Barnes-Hut's force-calculation algorithm employs a hierarchical data structure, called an octree, to approximately compute the force (e.g., gravitational, electric, or magnetic force) that the n bodies in the system induce upon each other. With n bodies, O(n2) interactions need to be considered, i.e., the precise calculation is quadratic in the number of bodies. The Barnes-Hut algorithm hierarchically partitions the volume around the n bodies into successively smaller cells. Each cell forms an internal node of the octree and summarizes information about the bodies it contains, in particular their combined mass and center of gravity. The leaves of the octree are the individual bodies. This hierarchy reduces the time to calculate the force on the n bodies to O(n log n) because, for cells that are sufficiently far away, it suffices to perform only one force calculation with the cell instead of performing one calculation with each body inside the cell. For example, consider the two-dimensional hierarchical subdivision of space in Figure 1. Sometime during the force calculation of the galaxy that is the source of the arrows, the algorithm will check whether the red cell's center of gravity (red circle) is far enough away. Because it is not, the code proceeds to look at all subcells and performs the force calculations marked by the green arrows. When the algorithm considers the orange cell, however, it will find that this cell is sufficiently far away and will therefore only perform one force calculation (orange arrow) and will not look deeper into this cell (blue arrows).
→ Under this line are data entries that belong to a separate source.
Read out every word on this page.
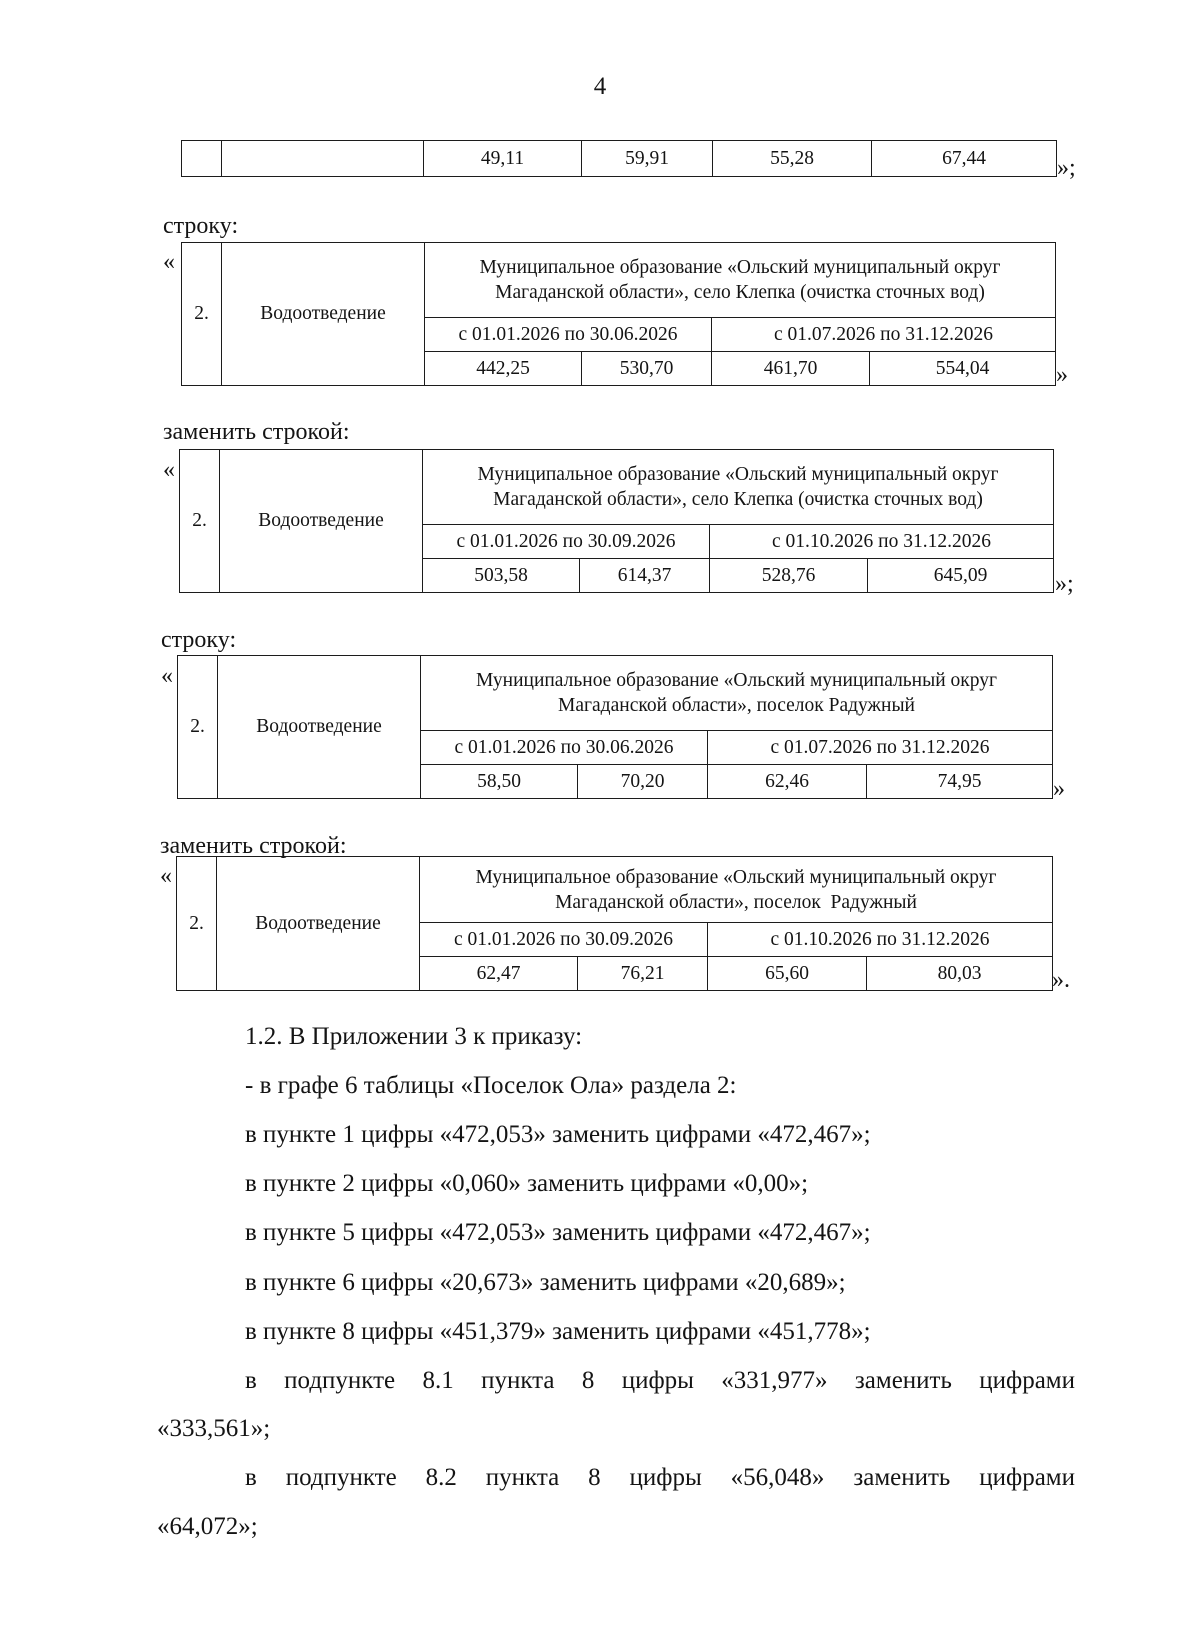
4
		49,11	59,91	55,28	67,44	»;
строку:
«
2.	Водоотведение	Муниципальное образование «Ольский муниципальный округ
Магаданской области», село Клепка (очистка сточных вод)			

		с 01.01.2026 по 30.06.2026		с 01.07.2026 по 31.12.2026	
		442,25	530,70	461,70	554,04	»
заменить строкой:
«
2.	Водоотведение	Муниципальное образование «Ольский муниципальный округ
Магаданской области», село Клепка (очистка сточных вод)			

		с 01.01.2026 по 30.09.2026		с 01.10.2026 по 31.12.2026	
		503,58	614,37	528,76	645,09	»;
строку:
«
2.	Водоотведение	Муниципальное образование «Ольский муниципальный округ
Магаданской области», поселок Радужный			

		с 01.01.2026 по 30.06.2026		с 01.07.2026 по 31.12.2026	
		58,50	70,20	62,46	74,95	»
заменить строкой:
«
2.	Водоотведение	Муниципальное образование «Ольский муниципальный округ
Магаданской области», поселок  Радужный			

		с 01.01.2026 по 30.09.2026		с 01.10.2026 по 31.12.2026	
		62,47	76,21	65,60	80,03	».
1.2. В Приложении 3 к приказу:
- в графе 6 таблицы «Поселок Ола» раздела 2:
в пункте 1 цифры «472,053» заменить цифрами «472,467»;
в пункте 2 цифры «0,060» заменить цифрами «0,00»;
в пункте 5 цифры «472,053» заменить цифрами «472,467»;
в пункте 6 цифры «20,673» заменить цифрами «20,689»;
в пункте 8 цифры «451,379» заменить цифрами «451,778»;
в подпункте 8.1 пункта 8 цифры «331,977» заменить цифрами
«333,561»;
в подпункте 8.2 пункта 8 цифры «56,048» заменить цифрами
«64,072»;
Set bodies = /* read input */; 
for (int step = 0; step < maxTimestep; step++) { 
  Octree octree = new Octree(); 
  foreach (Body b: bodies) 
    octree.Insert(b); 
  octree.SummarizeSubtrees(); 
  foreach (Body b : bodies) 
    b.ComputeForce(octree); 
  foreach (Body b : bodies) 
    b.Advance(); 
}
The body of the outer for loop is implemented as a sequence of kernels.

Optimizations

The computation implements several optimizations.
  • Warp-based execution: The force-computation kernel expands octree-prefixes to make sure all warp-threads execute the same instruction.
  • Sorting: The code sorts bodies based on their distance to improve execution.
  • Wait-free pre-pass: The consumer threads, instead of waiting for all the producers to produce the leaf nodes, start processing the children as and when they are ready.
  • Combined synchronization: The code exploits the synchronization hierarchy to execute a __syncthread before __threadfence.

Performance

The benchmark is written in CUDA.
Execute as: barneshut-gpu <bodies> <timesteps> <deviceid>
e.g., barneshut-gpu 50000 2 0

Number of bodiesTime stepsTime (ms)
30,00050540
300,000102893
3,000,00029421

The above performance is observed on a 1733.500 Mhz GeForce GTX 1080 6000 with 8119 MB of main memory.